Um caso que já vinha sendo acompanhado de perto pela Justiça americana terminou em tragédia nesta semana. A influenciadora Sara Gilson, de 43 anos, foi morta a tiros pelo marido, Jeremiah Duffey, de 48 anos, que em seguida tirou a própria vida. O crime aconteceu na noite de 23 de julho, na cidade de Owasso, no estado americano de Oklahoma, e segue sendo investigado pela polícia local.

Como o crime foi descoberto

Segundo as investigações, os policiais foram acionados por volta das 23h15, depois que uma criança que morava na casa pediu ajuda. Ao chegar ao imóvel, os agentes encontraram Sara e Jeremiah já sem vida. As primeiras conclusões da investigação apontam que o homem atirou contra a esposa antes de cometer suicídio.

O caso ganhou ainda mais repercussão por causa do que aconteceu poucos dias antes do crime. Sara Gilson havia viralizado nas redes sociais ao publicar um vídeo dirigido diretamente ao marido, no qual afirmava se preparar para o momento em que um documentário sobre ele fosse ao ar, alegando ter descoberto que ele seria pedófilo. Na legenda da publicação, ela reforçou a gravidade da acusação: "Quem dera fosse brincadeira".

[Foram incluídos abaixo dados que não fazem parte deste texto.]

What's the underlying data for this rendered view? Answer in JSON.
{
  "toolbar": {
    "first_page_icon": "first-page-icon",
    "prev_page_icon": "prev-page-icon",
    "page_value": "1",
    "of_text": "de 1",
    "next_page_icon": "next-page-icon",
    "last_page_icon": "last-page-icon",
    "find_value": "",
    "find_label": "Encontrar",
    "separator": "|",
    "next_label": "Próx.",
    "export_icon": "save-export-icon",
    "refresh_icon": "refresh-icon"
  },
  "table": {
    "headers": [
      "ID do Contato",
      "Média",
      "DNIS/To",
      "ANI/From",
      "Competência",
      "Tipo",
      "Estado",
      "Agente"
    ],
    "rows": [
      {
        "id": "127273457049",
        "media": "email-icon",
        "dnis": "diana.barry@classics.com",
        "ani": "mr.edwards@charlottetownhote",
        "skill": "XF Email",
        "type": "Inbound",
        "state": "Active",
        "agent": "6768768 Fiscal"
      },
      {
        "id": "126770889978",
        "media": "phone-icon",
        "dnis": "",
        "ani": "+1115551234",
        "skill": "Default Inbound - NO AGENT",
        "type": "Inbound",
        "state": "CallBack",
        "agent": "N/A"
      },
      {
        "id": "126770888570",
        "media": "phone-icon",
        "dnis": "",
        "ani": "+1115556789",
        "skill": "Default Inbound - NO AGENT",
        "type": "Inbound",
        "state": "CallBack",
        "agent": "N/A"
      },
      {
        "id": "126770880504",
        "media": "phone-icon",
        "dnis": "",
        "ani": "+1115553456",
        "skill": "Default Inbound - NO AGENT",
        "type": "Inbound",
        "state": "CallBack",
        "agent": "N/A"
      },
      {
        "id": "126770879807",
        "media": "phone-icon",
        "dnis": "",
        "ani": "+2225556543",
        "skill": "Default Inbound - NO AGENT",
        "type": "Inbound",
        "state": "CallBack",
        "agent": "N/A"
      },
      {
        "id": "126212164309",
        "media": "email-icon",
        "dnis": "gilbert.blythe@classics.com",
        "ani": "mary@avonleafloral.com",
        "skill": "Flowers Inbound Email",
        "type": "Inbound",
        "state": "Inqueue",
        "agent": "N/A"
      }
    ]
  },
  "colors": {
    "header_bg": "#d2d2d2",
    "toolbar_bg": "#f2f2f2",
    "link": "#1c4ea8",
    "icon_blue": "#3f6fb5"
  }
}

Histórico de medidas protetivas

Documentos judiciais mostram que essa não era a primeira vez que Sara buscava proteção legal contra o marido. Em junho deste ano, ela conseguiu uma medida protetiva de emergência que obrigava Jeremiah Duffey a deixar a residência do casal e manter distância mínima de cerca de 90 metros dela. A medida havia sido prorrogada posteriormente até agosto.

No pedido apresentado à Justiça, a influenciadora relatou que o marido possuía uma arma de fogo, fazia ameaças de suicídio e já havia deixado a casa antes.

Outra acusação envolvendo uma adolescente

Paralelamente ao caso de Sara, outra medida protetiva havia sido solicitada contra Duffey, dessa vez por uma mãe, em nome da filha de 15 anos, atleta de um time de basquete treinado por ele.

Segundo os documentos apresentados à Justiça, o técnico teria assediado a adolescente, enviado mensagens inadequadas, feito convites impróprios durante uma viagem para um torneio esportivo e chegado a oferecer dinheiro para que ela não contasse o ocorrido a ninguéAté o momento da tragédia, porém, essas acusações ainda não haviam sido analisadas pelo Judiciário. Com a morte do casal, as autoridades americanas seguem reunindo informações para tentar esclarecer todos os detalhes do caso, que já repercute internacionalmente.